Der „Bund Österreichischer Frauenvereine“ und das Ende eines Friedensengagements

Zwischen den Vertreterinnen der Ersten Österreichischen Bürgerlichen Frauenbewegung und Bertha von Suttner bestanden in den Jahren vor Ausbruch des Ersten Weltkrieges vielfältige Kontakte.
 

Marianne Hainisch, die Präsidentin des 1902 gegründeten Bundes Österreichischer Frauenvereine (BÖFV) zählte beispielsweise zu den (wenigen) weiblichen Mitgliedern der Österreichischen Friedensgesellschaft; Bertha von Suttner wiederum übernahm den Vorsitz in der Friedenskommission des BÖFV. Auch Auguste Fickert, Gründungsmitglied und Vorsitzende des 1893 ins Leben gerufenen Allgemeinen Österreichischen Frauenvereins (AÖFV), und Bertha von Suttner tauschten sich regelmäßig schriftlich aus und arbeiteten vereinzelt zusammen.

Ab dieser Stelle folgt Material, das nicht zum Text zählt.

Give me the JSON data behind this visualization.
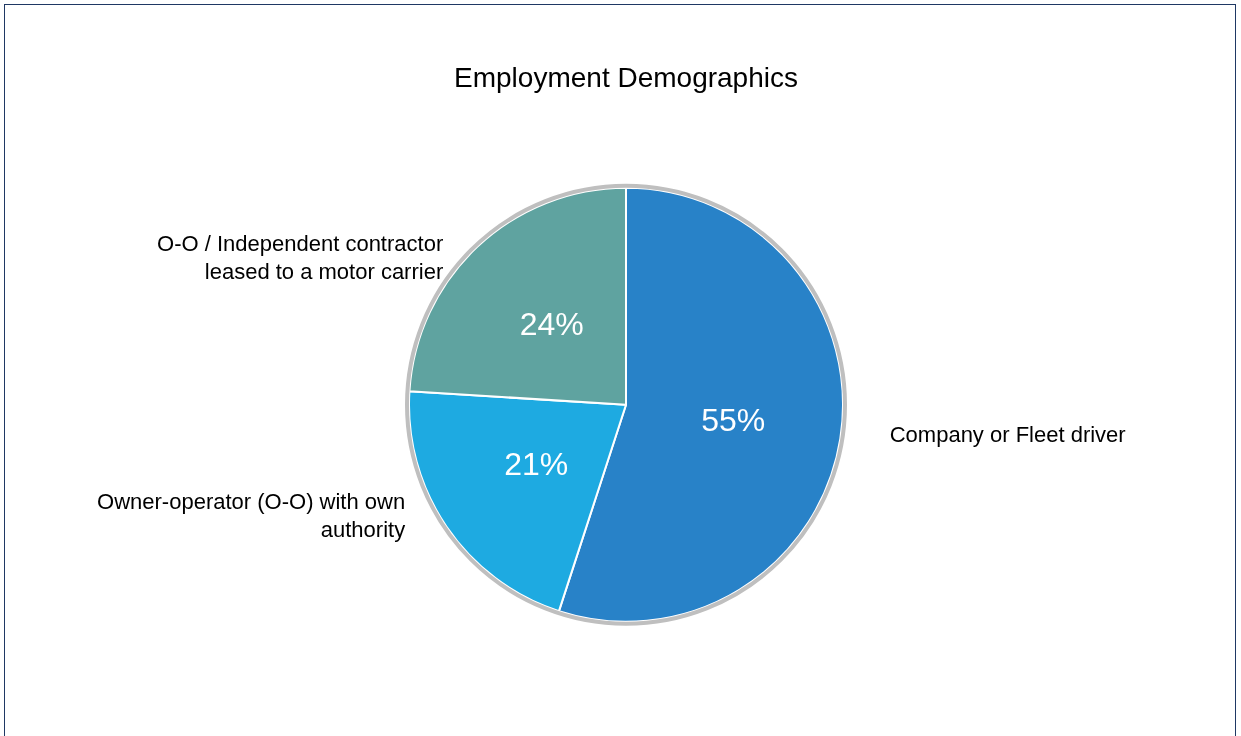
{
  "chart_data": {
    "type": "pie",
    "title": "Employment Demographics",
    "categories": [
      "Company or Fleet driver",
      "Owner-operator (O-O) with own authority",
      "O-O / Independent contractor leased to a motor carrier"
    ],
    "values": [
      55,
      21,
      24
    ],
    "colors": [
      "#2882c8",
      "#1eaae1",
      "#5fa3a0"
    ],
    "value_labels": [
      "55%",
      "21%",
      "24%"
    ],
    "legend": false
  }
}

Sowohl der BÖFV als auch der kleinere, von Gisela Urban 1930 als „radikal“ bezeichnete AÖFV, waren in den Jahrzehnten vor dem Ersten Weltkrieg bemüht, ihren Friedensaktivitäten im Rahmen internationaler Kontakte, Organisationen, Versammlungen und Konferenzen nachzugehen. Dies äußerte sich beispielsweise darin, dass im Jahr 1899 Mitglieder des AÖFV eine erste große Frauen-Friedenskundgebung in Den Haag unterstützten, in deren Umfeld es zu Frauenversammlungen in 18 Ländern kam; darunter auch in der Habsburgermonarchie, wo Versammlungen in Prag und Wien stattfanden.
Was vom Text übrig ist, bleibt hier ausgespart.